Why Is Your JS Function Not Working?
The most common reason for the WebToNative JS function to stop working is that the page calling them is not listed in the JS Bridge Access settings. Check your current URL against your JS Bridge setting. It must match exactly or fit the pattern you have set.
Add Callback on App Resume
This feature allows your app to run an action automatically whenever the user reopens or returns to the app after leaving it. This can be useful for refreshing content, syncing data, or updating information instantly when the app becomes active again.
For Example Apps showing live updates like stock prices, delivery tracking, or news feeds can automatically load the latest information instead of displaying old data.
To make this work, your website must include a function named appResumeCallback. Once added by your developer, it will automatically run every time the app comes back into focus.
Disable Caching
When this setting is enabled, the app fetches fresh content directly from your website every time instead of loading previously stored cached data. This helps ensure users always see the most recent information available.

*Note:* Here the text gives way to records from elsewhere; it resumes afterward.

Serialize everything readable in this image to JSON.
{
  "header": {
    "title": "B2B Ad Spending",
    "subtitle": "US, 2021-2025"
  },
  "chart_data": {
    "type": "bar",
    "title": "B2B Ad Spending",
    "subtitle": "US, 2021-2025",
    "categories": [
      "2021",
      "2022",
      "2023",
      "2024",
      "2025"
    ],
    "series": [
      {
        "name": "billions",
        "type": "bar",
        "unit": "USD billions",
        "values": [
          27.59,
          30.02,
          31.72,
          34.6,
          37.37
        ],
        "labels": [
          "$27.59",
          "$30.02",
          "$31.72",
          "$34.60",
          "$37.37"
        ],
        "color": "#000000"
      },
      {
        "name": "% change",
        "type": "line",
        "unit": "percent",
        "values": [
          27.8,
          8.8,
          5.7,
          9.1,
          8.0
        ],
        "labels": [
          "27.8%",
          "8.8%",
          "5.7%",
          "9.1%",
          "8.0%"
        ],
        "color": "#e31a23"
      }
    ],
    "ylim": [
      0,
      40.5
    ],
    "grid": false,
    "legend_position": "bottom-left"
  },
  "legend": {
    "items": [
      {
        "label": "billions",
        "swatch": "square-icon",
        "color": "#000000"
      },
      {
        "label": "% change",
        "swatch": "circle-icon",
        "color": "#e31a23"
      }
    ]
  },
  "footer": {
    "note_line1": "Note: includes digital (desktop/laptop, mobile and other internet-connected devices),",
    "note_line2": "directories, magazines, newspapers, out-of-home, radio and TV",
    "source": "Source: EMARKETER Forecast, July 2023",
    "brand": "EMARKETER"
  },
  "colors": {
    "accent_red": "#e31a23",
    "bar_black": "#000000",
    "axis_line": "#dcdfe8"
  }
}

It is especially useful for apps with frequently changing content, such as live updates, pricing, news feeds, inventory, or personalized user data, where showing outdated information can cause issues.
If your website content rarely changes, keeping cache enabled is recommended because it improves loading speed and reduces data usage.
Disable Scroll Bounce Effect
Disabling the scroll bounce effect prevents the screen from bouncing when the user’s scroll goes beyond the edge. Once the setting is enabled, the mobile app screen does not shake or jump when users reach the top or bottom of the screen. It makes the user’s navigation inside the app smoother, more controlled, and cleaner across all screens.
Disable Back Button
Blocks the Android back button on selected screens to avoid unwanted navigation or accidental exits. This is useful for sensitive pages like payments, form submissions, login flows, or restricted screens where going back could interrupt the process or create errors. It will open up an advanced settings option.